Plans for hi-tech advertising boards in Norwich have split opinion City Hall opinion, with a committee chairman calling objections "ridiculous".

Telecoms giant BT submitted two applications for 'street hubs' – 75inch advertising monoliths with free Wi-Fi and phone charging facilities - at sites on St Swithins Road and Brigg Street.

At Thursday’s City Hall planning committee meeting, Keith Driver, the chairman of the committee became exasperated with fellow councillors concerns.

The plans, along with a third application on Plumstead Road, were previously heard in January.

But councillors turned the applications back, asking for more information on energy usage and privacy concerns.
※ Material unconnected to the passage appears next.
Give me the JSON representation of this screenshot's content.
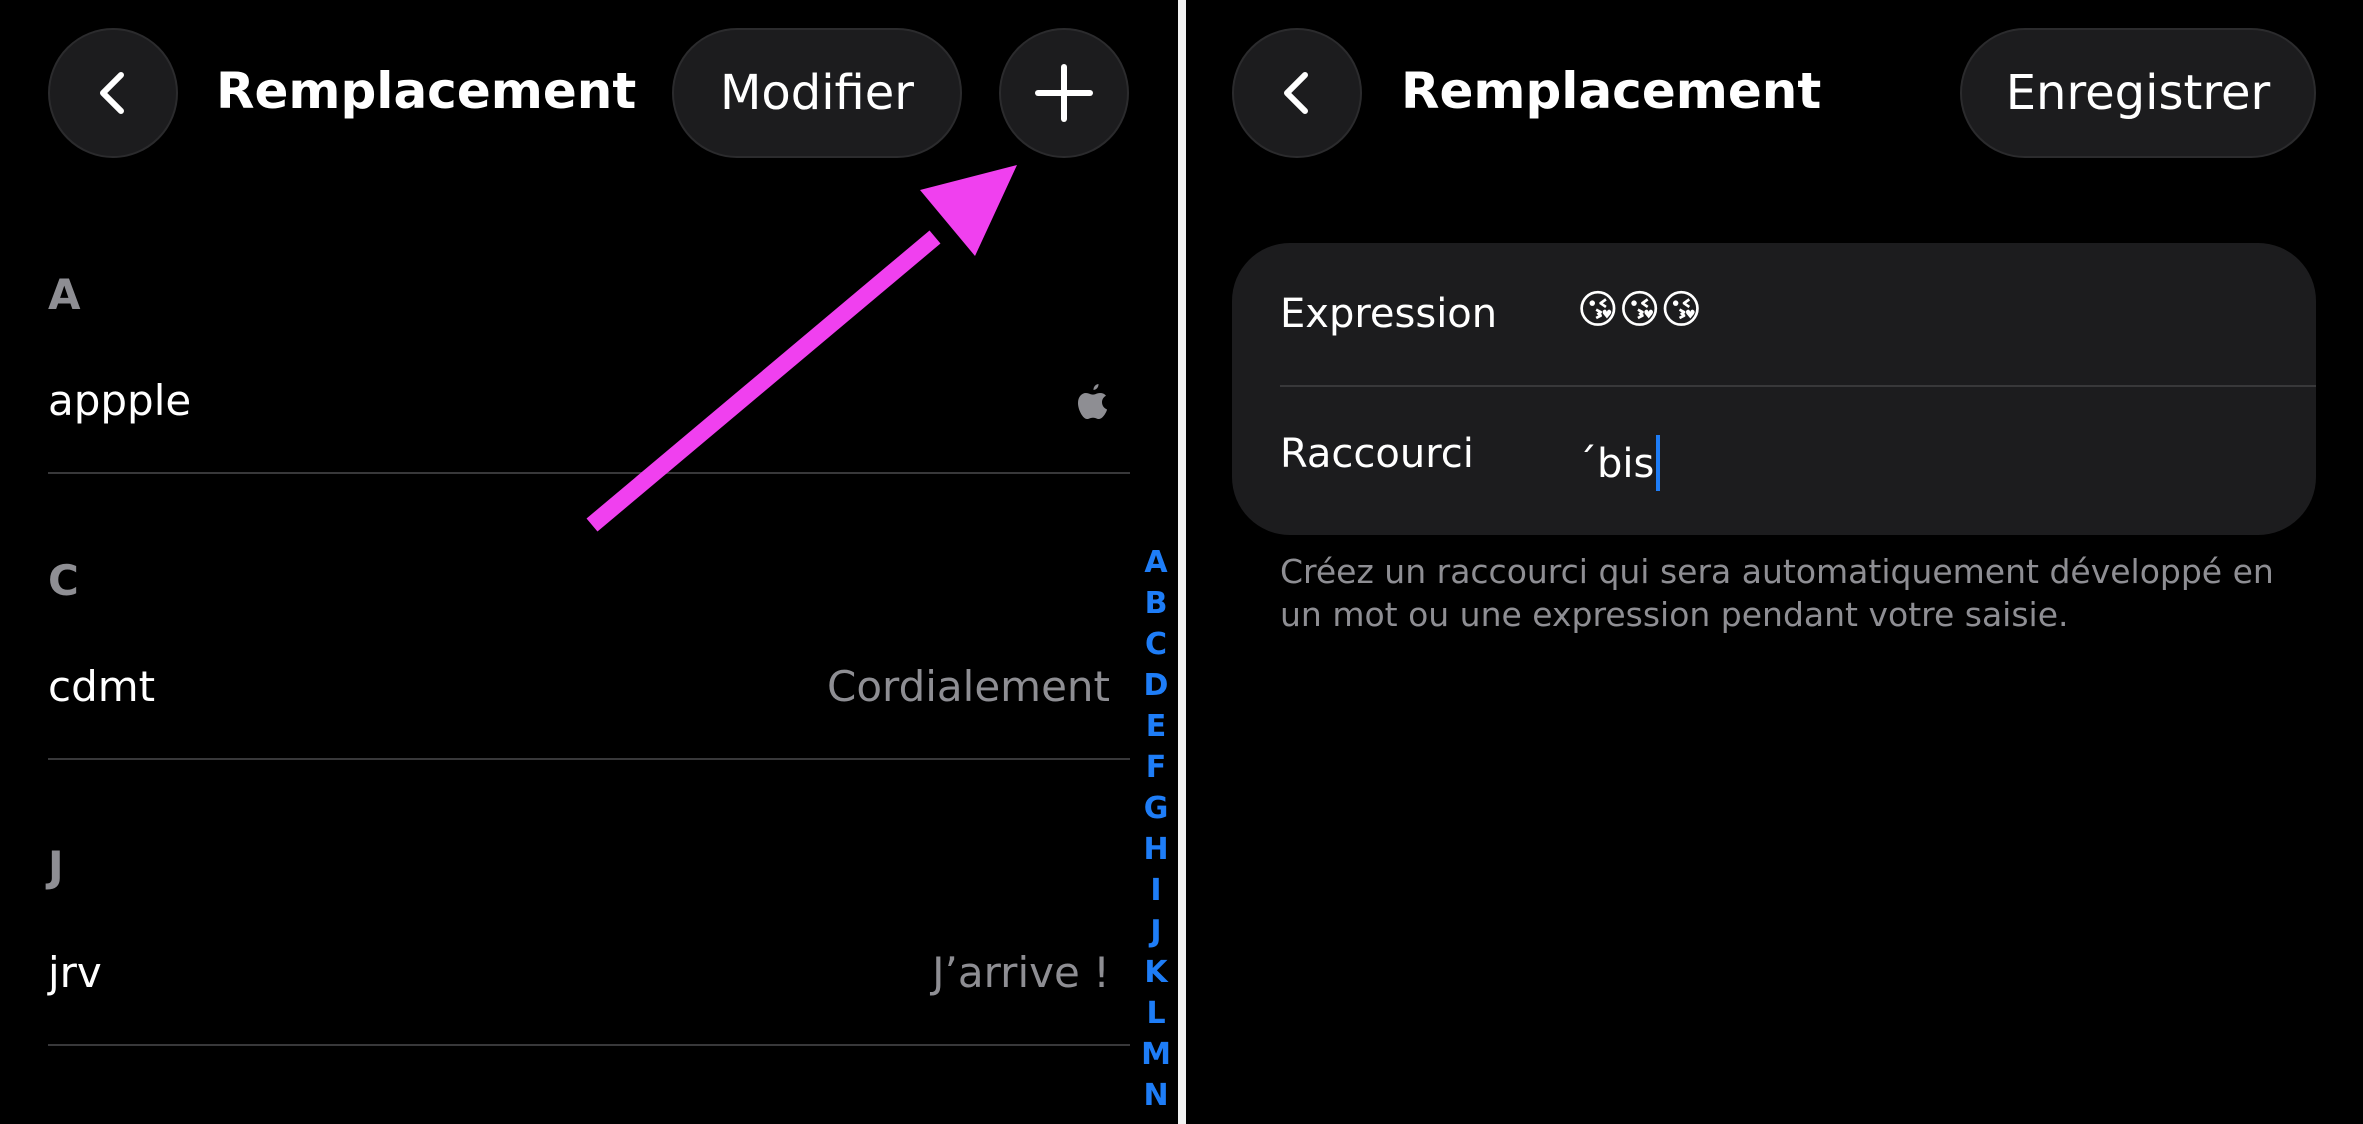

The Plumstead Road application also required further comment from the county council's highway department.

Planning officer Stephen Polley said BT had been unable to provide much further information, stating that the energy used by the boards was 100pc renewable and said any mobile data mining concerns could not be used by councillors to inform their decision.
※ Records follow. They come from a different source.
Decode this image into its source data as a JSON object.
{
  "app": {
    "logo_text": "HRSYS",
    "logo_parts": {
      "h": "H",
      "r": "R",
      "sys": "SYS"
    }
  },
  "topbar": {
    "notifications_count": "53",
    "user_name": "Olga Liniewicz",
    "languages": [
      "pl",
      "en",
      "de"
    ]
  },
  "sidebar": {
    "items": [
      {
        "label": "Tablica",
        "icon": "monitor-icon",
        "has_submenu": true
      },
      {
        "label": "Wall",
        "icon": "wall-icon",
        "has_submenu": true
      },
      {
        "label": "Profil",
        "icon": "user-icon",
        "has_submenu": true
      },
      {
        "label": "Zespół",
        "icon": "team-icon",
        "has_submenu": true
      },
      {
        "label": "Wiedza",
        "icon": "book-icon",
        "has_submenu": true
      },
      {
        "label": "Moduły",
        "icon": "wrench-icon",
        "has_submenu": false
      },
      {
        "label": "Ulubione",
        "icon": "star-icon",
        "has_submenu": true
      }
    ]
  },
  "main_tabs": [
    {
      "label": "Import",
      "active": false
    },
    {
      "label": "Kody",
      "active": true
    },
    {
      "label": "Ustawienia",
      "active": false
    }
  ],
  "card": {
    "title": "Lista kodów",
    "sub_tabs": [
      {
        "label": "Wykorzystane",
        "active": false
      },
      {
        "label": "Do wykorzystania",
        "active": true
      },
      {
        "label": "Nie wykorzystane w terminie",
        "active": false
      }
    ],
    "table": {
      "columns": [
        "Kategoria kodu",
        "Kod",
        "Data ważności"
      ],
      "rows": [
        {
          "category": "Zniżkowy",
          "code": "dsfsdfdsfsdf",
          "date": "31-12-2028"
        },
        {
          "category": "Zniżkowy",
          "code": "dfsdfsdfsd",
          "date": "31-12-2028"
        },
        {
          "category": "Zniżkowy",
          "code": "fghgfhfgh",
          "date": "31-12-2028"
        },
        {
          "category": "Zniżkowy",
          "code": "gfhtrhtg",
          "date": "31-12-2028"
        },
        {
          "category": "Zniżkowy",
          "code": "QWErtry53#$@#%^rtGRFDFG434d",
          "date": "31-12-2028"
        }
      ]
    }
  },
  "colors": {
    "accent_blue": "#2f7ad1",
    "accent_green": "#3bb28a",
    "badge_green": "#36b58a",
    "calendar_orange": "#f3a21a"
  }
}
Green Party councillor Jamie Osborn objected to the St Swithins Road plans, he said: “In June last year, this council passed an ethical advertising motion which highlighted the concerns about advertising, especially in public spaces and what this is doing is taking us in the opposite directions and giving us more advertising around our beautiful city.

Eastern Daily Press: Green Party councillor Jamie Osborn.Green Party councillor Jamie Osborn. (Image: Jamie Osborn)

“They are also used as a drop-off point for drug dealing and so they could impact on the quality of life of people nearby."

Labour's Mike Sands asked if the authority could control the type of advertising that appears but the legal adviser said that was not possible.

Keith Driver, the committee chairman, rejected the councillor's light pollution concerns arguing there was light pollution from people walking with their phones out.

He said: “You look there now and everyone's on their phones.

“You’ve got to watch out for pedestrians let alone an advertising board there. It’s ever so hard if you driving a car and these pedestrians walk out with their phones on them.”

Mr Driver also praised BT for letting people make 30-second calls for free, describing them as an advantage for the city.

An application for the structure on St Swithins Road was approved by councillors but the advertising was rejected due to the visual impact.

Mr Driver accused opposition councillors of objecting for political rather than planning reasons, branding their objections as “ridiculous”.

The Brigg Street structure and the advertising were both approved.